Why does my wine contain milk products?

This unusual question was posed recently by a customer who was rather surprised to find the following label on the back of her Chardonnay - 'This wine has been produced with aid of milk products and traces may remain' thus leading to the perplexing question of what milk was doing in a bottle of wine.

For the answer to this we can look back to 2002, when the Food Standards Authority (FSANZ) revised the food standard for Australia and New Zealand. Within this revision, wine was more formally recognised as a food, thus subjecting wine to the same (world class) standards of health and safety as 'food products'.

Also in the revision was a change in food labelling, including the advent of the allergen warning - a declaration requiring producers to specify if certain substances have been used as an ingredient, food additive or processing aid and are present in the final product. These substances have been identified as allergens - substances that can cause an adverse allergic reaction in humans.

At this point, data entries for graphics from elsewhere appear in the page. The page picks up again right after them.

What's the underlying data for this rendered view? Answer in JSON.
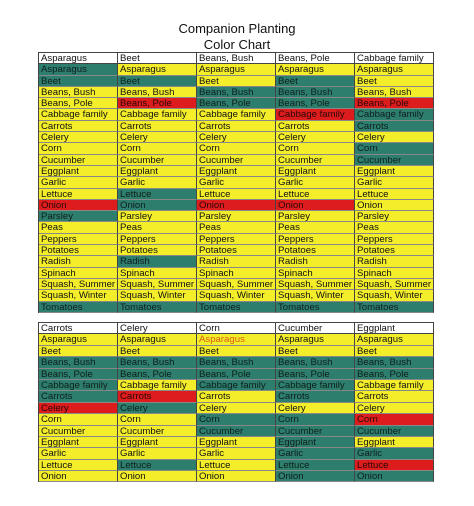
{
  "title": {
    "line1": "Companion Planting",
    "line2": "Color Chart"
  },
  "colors": {
    "good": "#f4ee2a",
    "neutral": "#2e7e6e",
    "bad": "#dd1d1d"
  },
  "table1": {
    "headers": [
      "Asparagus",
      "Beet",
      "Beans, Bush",
      "Beans, Pole",
      "Cabbage family"
    ],
    "rows": [
      [
        [
          "Asparagus",
          "g"
        ],
        [
          "Asparagus",
          "y"
        ],
        [
          "Asparagus",
          "y"
        ],
        [
          "Asparagus",
          "y"
        ],
        [
          "Asparagus",
          "y"
        ]
      ],
      [
        [
          "Beet",
          "g"
        ],
        [
          "Beet",
          "g"
        ],
        [
          "Beet",
          "y"
        ],
        [
          "Beet",
          "g"
        ],
        [
          "Beet",
          "y"
        ]
      ],
      [
        [
          "Beans, Bush",
          "y"
        ],
        [
          "Beans, Bush",
          "y"
        ],
        [
          "Beans, Bush",
          "g"
        ],
        [
          "Beans, Bush",
          "g"
        ],
        [
          "Beans, Bush",
          "y"
        ]
      ],
      [
        [
          "Beans, Pole",
          "y"
        ],
        [
          "Beans, Pole",
          "r"
        ],
        [
          "Beans, Pole",
          "g"
        ],
        [
          "Beans, Pole",
          "g"
        ],
        [
          "Beans, Pole",
          "r"
        ]
      ],
      [
        [
          "Cabbage family",
          "y"
        ],
        [
          "Cabbage family",
          "y"
        ],
        [
          "Cabbage family",
          "y"
        ],
        [
          "Cabbage family",
          "r"
        ],
        [
          "Cabbage family",
          "g"
        ]
      ],
      [
        [
          "Carrots",
          "y"
        ],
        [
          "Carrots",
          "y"
        ],
        [
          "Carrots",
          "y"
        ],
        [
          "Carrots",
          "y"
        ],
        [
          "Carrots",
          "g"
        ]
      ],
      [
        [
          "Celery",
          "y"
        ],
        [
          "Celery",
          "y"
        ],
        [
          "Celery",
          "y"
        ],
        [
          "Celery",
          "y"
        ],
        [
          "Celery",
          "y"
        ]
      ],
      [
        [
          "Corn",
          "y"
        ],
        [
          "Corn",
          "y"
        ],
        [
          "Corn",
          "y"
        ],
        [
          "Corn",
          "y"
        ],
        [
          "Corn",
          "g"
        ]
      ],
      [
        [
          "Cucumber",
          "y"
        ],
        [
          "Cucumber",
          "y"
        ],
        [
          "Cucumber",
          "y"
        ],
        [
          "Cucumber",
          "y"
        ],
        [
          "Cucumber",
          "g"
        ]
      ],
      [
        [
          "Eggplant",
          "y"
        ],
        [
          "Eggplant",
          "y"
        ],
        [
          "Eggplant",
          "y"
        ],
        [
          "Eggplant",
          "y"
        ],
        [
          "Eggplant",
          "y"
        ]
      ],
      [
        [
          "Garlic",
          "y"
        ],
        [
          "Garlic",
          "y"
        ],
        [
          "Garlic",
          "y"
        ],
        [
          "Garlic",
          "y"
        ],
        [
          "Garlic",
          "y"
        ]
      ],
      [
        [
          "Lettuce",
          "y"
        ],
        [
          "Lettuce",
          "g"
        ],
        [
          "Lettuce",
          "y"
        ],
        [
          "Lettuce",
          "y"
        ],
        [
          "Lettuce",
          "y"
        ]
      ],
      [
        [
          "Onion",
          "r"
        ],
        [
          "Onion",
          "g"
        ],
        [
          "Onion",
          "r"
        ],
        [
          "Onion",
          "r"
        ],
        [
          "Onion",
          "y"
        ]
      ],
      [
        [
          "Parsley",
          "g"
        ],
        [
          "Parsley",
          "y"
        ],
        [
          "Parsley",
          "y"
        ],
        [
          "Parsley",
          "y"
        ],
        [
          "Parsley",
          "y"
        ]
      ],
      [
        [
          "Peas",
          "y"
        ],
        [
          "Peas",
          "y"
        ],
        [
          "Peas",
          "y"
        ],
        [
          "Peas",
          "y"
        ],
        [
          "Peas",
          "y"
        ]
      ],
      [
        [
          "Peppers",
          "y"
        ],
        [
          "Peppers",
          "y"
        ],
        [
          "Peppers",
          "y"
        ],
        [
          "Peppers",
          "y"
        ],
        [
          "Peppers",
          "y"
        ]
      ],
      [
        [
          "Potatoes",
          "y"
        ],
        [
          "Potatoes",
          "y"
        ],
        [
          "Potatoes",
          "y"
        ],
        [
          "Potatoes",
          "y"
        ],
        [
          "Potatoes",
          "y"
        ]
      ],
      [
        [
          "Radish",
          "y"
        ],
        [
          "Radish",
          "g"
        ],
        [
          "Radish",
          "y"
        ],
        [
          "Radish",
          "y"
        ],
        [
          "Radish",
          "y"
        ]
      ],
      [
        [
          "Spinach",
          "y"
        ],
        [
          "Spinach",
          "y"
        ],
        [
          "Spinach",
          "y"
        ],
        [
          "Spinach",
          "y"
        ],
        [
          "Spinach",
          "y"
        ]
      ],
      [
        [
          "Squash, Summer",
          "y"
        ],
        [
          "Squash, Summer",
          "y"
        ],
        [
          "Squash, Summer",
          "y"
        ],
        [
          "Squash, Summer",
          "y"
        ],
        [
          "Squash, Summer",
          "y"
        ]
      ],
      [
        [
          "Squash, Winter",
          "y"
        ],
        [
          "Squash, Winter",
          "y"
        ],
        [
          "Squash, Winter",
          "y"
        ],
        [
          "Squash, Winter",
          "y"
        ],
        [
          "Squash, Winter",
          "y"
        ]
      ],
      [
        [
          "Tomatoes",
          "g"
        ],
        [
          "Tomatoes",
          "g"
        ],
        [
          "Tomatoes",
          "g"
        ],
        [
          "Tomatoes",
          "g"
        ],
        [
          "Tomatoes",
          "g"
        ]
      ]
    ]
  },
  "table2": {
    "headers": [
      "Carrots",
      "Celery",
      "Corn",
      "Cucumber",
      "Eggplant"
    ],
    "rows": [
      [
        [
          "Asparagus",
          "y"
        ],
        [
          "Asparagus",
          "y"
        ],
        [
          "Asparagus",
          "ro"
        ],
        [
          "Asparagus",
          "y"
        ],
        [
          "Asparagus",
          "y"
        ]
      ],
      [
        [
          "Beet",
          "y"
        ],
        [
          "Beet",
          "y"
        ],
        [
          "Beet",
          "y"
        ],
        [
          "Beet",
          "y"
        ],
        [
          "Beet",
          "y"
        ]
      ],
      [
        [
          "Beans, Bush",
          "g"
        ],
        [
          "Beans, Bush",
          "g"
        ],
        [
          "Beans, Bush",
          "g"
        ],
        [
          "Beans, Bush",
          "g"
        ],
        [
          "Beans, Bush",
          "g"
        ]
      ],
      [
        [
          "Beans, Pole",
          "g"
        ],
        [
          "Beans, Pole",
          "g"
        ],
        [
          "Beans, Pole",
          "g"
        ],
        [
          "Beans, Pole",
          "g"
        ],
        [
          "Beans, Pole",
          "g"
        ]
      ],
      [
        [
          "Cabbage family",
          "g"
        ],
        [
          "Cabbage family",
          "y"
        ],
        [
          "Cabbage family",
          "g"
        ],
        [
          "Cabbage family",
          "g"
        ],
        [
          "Cabbage family",
          "y"
        ]
      ],
      [
        [
          "Carrots",
          "g"
        ],
        [
          "Carrots",
          "r"
        ],
        [
          "Carrots",
          "y"
        ],
        [
          "Carrots",
          "g"
        ],
        [
          "Carrots",
          "y"
        ]
      ],
      [
        [
          "Celery",
          "r"
        ],
        [
          "Celery",
          "g"
        ],
        [
          "Celery",
          "y"
        ],
        [
          "Celery",
          "y"
        ],
        [
          "Celery",
          "y"
        ]
      ],
      [
        [
          "Corn",
          "y"
        ],
        [
          "Corn",
          "y"
        ],
        [
          "Corn",
          "g"
        ],
        [
          "Corn",
          "g"
        ],
        [
          "Corn",
          "r"
        ]
      ],
      [
        [
          "Cucumber",
          "y"
        ],
        [
          "Cucumber",
          "y"
        ],
        [
          "Cucumber",
          "g"
        ],
        [
          "Cucumber",
          "g"
        ],
        [
          "Cucumber",
          "g"
        ]
      ],
      [
        [
          "Eggplant",
          "y"
        ],
        [
          "Eggplant",
          "y"
        ],
        [
          "Eggplant",
          "y"
        ],
        [
          "Eggplant",
          "g"
        ],
        [
          "Eggplant",
          "y"
        ]
      ],
      [
        [
          "Garlic",
          "y"
        ],
        [
          "Garlic",
          "y"
        ],
        [
          "Garlic",
          "y"
        ],
        [
          "Garlic",
          "g"
        ],
        [
          "Garlic",
          "g"
        ]
      ],
      [
        [
          "Lettuce",
          "y"
        ],
        [
          "Lettuce",
          "g"
        ],
        [
          "Lettuce",
          "y"
        ],
        [
          "Lettuce",
          "g"
        ],
        [
          "Lettuce",
          "r"
        ]
      ],
      [
        [
          "Onion",
          "y"
        ],
        [
          "Onion",
          "y"
        ],
        [
          "Onion",
          "y"
        ],
        [
          "Onion",
          "g"
        ],
        [
          "Onion",
          "g"
        ]
      ]
    ]
  }
}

They include:

- Cereals containing gluten and their products
- Crustacea and their products
- Egg and egg products
- Fish and fish products
- Milk and milk products
- Nuts and sesame seeds and their products
- Peanuts and soybeans, and their products
- Added sulphites in concentrations of 10mg/kg or more
- Royal jelly
- Bee pollen
- Propolis

Now wine is a classically natural product (fermented grape juice) with stringent laws on what can be 'added' to wine, yet there are some quite unusual natural products that are used in the production process. Previously, little attention was paid to these products, however the increased awareness of allergens and the increased prevalence of allergies ultimately spurred the food standards authority to introduce the requirement for the allergen warning.

Some products used by winemakers include several foods (listed above) which are recognised as common allergens, including milk, eggs and fish, all of which are used as fining and clarifying agents (leading to brighter, cleaner wines). Egg whites, for example, are sometimes added to red wines to remove astringent tannins. The protein in the egg whites bind to the tannins, which then polymerise and form a deposit in the bottom of the barrel. Before bottling, the wine undergoes a process of racking, whereby the wine is seperated from the solid sediments, leaving the egg white deposit behind in the barrel (thus little, if any, actual egg white actually makes it way into the final wine - particularly after the wine passes through standard filtration).

Some of the other substances used by winemakers include casein, a protein derived from milk (which is used for clarification), or Isinglass, which is derived from fish swim bladders. Some winemakers also add tannin to red wine to give it more 'body' and the tannin can occasionally be derived from chestnuts.

The reality is that most of these products are used largely as production aids and the additions are so minimal, with such low concentration in the final product, that they are viewed as essentially innocuous. A study funded by the Australian government wine & grape research body (GWRDC) found that negligible levels of allergens remain in finished wines, and as yet there has been no medical evidence to support any linkage between wine fined with egg, fish or milk products and allergic reactions.